UNICEF Pacific Islands representative Ndombi said, "The education rehabilitation program is not only aimed at rebuilding schools, but schools with much improved buildings and sanitation than the affected communities had before."

Ndombi said that experience garnered from similar natural disasters around the world by UNICEF enables it to effectively implement the work.

"The discussion I had with the team that will be working on the rehabilitation process left me confident that we shall deliver the project well," he said.

Mr. Abana thanked the EU and UNICEF for the positive role they are playing in ensuring the children have new and improved facilities.

He said, "We are very thankful and pleased with the level of partnership and willingness of our partners to support the government and local communities in rebuilding their lives."
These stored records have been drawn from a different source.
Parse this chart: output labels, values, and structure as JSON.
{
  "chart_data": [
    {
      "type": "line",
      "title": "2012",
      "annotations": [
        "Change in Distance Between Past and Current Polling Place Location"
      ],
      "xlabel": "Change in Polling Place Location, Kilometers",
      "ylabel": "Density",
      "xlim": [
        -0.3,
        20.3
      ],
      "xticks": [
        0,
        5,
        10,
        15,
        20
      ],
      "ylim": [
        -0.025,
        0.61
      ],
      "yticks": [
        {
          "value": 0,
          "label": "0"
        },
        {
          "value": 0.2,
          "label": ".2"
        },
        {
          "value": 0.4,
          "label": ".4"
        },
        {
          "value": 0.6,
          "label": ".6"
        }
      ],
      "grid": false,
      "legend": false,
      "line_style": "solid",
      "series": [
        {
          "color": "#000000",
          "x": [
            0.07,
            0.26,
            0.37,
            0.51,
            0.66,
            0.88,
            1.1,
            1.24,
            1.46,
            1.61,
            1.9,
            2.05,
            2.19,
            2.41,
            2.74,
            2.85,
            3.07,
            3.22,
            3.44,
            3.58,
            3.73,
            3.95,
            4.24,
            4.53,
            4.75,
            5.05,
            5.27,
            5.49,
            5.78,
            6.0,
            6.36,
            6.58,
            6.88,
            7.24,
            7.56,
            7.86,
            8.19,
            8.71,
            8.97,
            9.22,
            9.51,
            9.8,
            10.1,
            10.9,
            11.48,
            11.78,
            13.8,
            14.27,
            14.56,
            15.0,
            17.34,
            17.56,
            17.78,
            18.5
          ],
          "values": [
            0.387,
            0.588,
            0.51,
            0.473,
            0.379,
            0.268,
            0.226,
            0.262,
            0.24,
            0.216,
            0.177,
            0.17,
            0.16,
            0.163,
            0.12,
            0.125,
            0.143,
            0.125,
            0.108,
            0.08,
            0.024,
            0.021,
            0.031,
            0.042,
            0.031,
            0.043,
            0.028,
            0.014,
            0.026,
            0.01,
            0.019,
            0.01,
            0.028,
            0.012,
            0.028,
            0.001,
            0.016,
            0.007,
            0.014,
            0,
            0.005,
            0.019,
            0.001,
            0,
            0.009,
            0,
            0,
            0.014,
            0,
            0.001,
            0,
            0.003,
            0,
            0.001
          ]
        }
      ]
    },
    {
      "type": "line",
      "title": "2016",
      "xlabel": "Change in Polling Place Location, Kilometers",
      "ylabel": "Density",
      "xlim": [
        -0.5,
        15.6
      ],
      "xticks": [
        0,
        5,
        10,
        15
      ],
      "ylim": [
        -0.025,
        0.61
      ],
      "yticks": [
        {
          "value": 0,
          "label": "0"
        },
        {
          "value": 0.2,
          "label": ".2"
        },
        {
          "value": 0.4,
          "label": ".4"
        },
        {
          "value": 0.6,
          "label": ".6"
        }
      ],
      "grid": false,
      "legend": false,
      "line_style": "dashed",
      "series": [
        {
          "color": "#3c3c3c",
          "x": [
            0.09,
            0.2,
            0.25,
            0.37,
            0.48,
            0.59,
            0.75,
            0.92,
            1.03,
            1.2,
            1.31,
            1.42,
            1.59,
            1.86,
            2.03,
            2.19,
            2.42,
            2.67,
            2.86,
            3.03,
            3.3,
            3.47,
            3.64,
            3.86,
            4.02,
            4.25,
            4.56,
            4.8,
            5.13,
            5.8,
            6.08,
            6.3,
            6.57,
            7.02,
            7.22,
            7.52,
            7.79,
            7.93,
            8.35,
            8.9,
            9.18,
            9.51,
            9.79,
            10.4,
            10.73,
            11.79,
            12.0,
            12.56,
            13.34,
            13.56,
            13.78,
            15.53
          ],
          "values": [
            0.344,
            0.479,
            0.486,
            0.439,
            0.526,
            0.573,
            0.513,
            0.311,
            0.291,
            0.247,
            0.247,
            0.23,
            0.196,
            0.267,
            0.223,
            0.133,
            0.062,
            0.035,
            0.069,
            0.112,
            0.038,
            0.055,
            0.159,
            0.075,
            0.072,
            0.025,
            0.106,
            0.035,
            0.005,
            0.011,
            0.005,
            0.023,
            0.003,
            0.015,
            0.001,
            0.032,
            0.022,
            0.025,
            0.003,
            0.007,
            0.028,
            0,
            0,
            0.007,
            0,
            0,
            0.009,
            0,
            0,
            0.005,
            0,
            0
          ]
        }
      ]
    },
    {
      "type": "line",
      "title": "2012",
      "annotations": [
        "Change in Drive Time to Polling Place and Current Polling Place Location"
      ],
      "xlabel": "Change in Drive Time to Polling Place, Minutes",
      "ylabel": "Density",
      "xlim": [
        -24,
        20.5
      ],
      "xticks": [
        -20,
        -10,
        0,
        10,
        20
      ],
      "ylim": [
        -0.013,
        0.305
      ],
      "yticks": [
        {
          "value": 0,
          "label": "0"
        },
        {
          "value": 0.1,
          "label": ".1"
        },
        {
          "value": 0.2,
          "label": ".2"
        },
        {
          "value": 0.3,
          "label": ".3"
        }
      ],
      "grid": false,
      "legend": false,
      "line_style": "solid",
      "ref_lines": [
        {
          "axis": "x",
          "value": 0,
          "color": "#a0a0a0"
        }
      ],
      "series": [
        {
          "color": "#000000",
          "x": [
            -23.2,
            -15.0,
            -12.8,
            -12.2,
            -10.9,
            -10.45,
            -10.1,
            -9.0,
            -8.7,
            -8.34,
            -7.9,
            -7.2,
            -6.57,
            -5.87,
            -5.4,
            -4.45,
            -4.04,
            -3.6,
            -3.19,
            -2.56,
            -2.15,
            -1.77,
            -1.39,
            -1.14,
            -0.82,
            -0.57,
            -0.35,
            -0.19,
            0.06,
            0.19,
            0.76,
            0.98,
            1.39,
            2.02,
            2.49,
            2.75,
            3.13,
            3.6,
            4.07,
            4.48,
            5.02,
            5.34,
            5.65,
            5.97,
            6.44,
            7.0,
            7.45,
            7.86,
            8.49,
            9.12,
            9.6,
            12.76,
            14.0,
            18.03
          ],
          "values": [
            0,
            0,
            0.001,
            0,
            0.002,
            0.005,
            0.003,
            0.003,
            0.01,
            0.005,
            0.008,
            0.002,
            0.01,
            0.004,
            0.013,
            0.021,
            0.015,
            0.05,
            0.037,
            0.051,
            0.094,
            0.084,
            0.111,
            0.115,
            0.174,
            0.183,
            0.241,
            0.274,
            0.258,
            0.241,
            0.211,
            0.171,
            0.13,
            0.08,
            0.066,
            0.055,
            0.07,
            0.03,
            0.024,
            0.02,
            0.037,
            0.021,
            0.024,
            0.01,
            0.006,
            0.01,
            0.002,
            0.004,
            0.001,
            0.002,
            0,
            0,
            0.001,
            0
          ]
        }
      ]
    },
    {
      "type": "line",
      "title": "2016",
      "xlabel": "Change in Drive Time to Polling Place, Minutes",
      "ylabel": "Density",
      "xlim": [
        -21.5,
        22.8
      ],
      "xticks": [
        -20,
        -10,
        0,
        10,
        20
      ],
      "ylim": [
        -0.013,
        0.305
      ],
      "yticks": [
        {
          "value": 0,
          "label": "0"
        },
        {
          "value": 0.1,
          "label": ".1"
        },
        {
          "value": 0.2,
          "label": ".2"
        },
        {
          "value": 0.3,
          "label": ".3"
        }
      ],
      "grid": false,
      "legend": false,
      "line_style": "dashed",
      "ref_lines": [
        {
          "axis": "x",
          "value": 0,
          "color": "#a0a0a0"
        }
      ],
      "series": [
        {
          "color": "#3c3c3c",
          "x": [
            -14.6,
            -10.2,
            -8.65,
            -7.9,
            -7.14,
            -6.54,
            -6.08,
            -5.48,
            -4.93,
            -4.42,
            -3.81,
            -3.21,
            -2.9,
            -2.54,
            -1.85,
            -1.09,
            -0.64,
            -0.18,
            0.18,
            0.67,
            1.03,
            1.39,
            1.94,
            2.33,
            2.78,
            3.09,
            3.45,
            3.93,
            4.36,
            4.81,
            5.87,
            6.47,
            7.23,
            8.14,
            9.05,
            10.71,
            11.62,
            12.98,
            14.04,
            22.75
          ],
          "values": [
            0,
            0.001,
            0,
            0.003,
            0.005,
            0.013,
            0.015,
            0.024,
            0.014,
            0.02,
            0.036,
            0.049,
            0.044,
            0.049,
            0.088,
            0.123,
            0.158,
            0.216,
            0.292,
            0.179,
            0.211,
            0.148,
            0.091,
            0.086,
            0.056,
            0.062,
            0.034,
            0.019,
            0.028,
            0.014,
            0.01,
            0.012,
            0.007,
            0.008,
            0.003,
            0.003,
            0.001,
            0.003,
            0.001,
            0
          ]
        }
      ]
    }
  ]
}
Western Province Premier Alex Lokopio expressed deep gratitude to the EU and UNICEF for recognizing children and their right to proper education.

"Children are future assets of this country and the much needed funding is not only timely but will serve more generations in many years ahead," he said.

The premier also thanked the EU and UNICEF for organizing the signing ceremony in Gizo.

"I have heard of many assistances for the victims, but never seen such signing undertakings," he said.

He said that EU is the first partner to recognize the importance of holding such a signing at the place that hosts most of the victims.

Mr. Dell’Arricia said that the cooperation agreement is indicative of EU’s ongoing practical support to the people of Solomon Islands.

"The assistance also demonstrate our commitment to partner with organizations like UNICEF to respond actively to the needy people," he said.

After the signing ceremony the visiting group went to Gizo’s Titiana village, which was hit hard by the tsunami.

They told the village’s people, who are still in temporary camps in the hills, of the project.

Education Secretary Donald Malasa urged them to prepare as implementing of the project would require community help.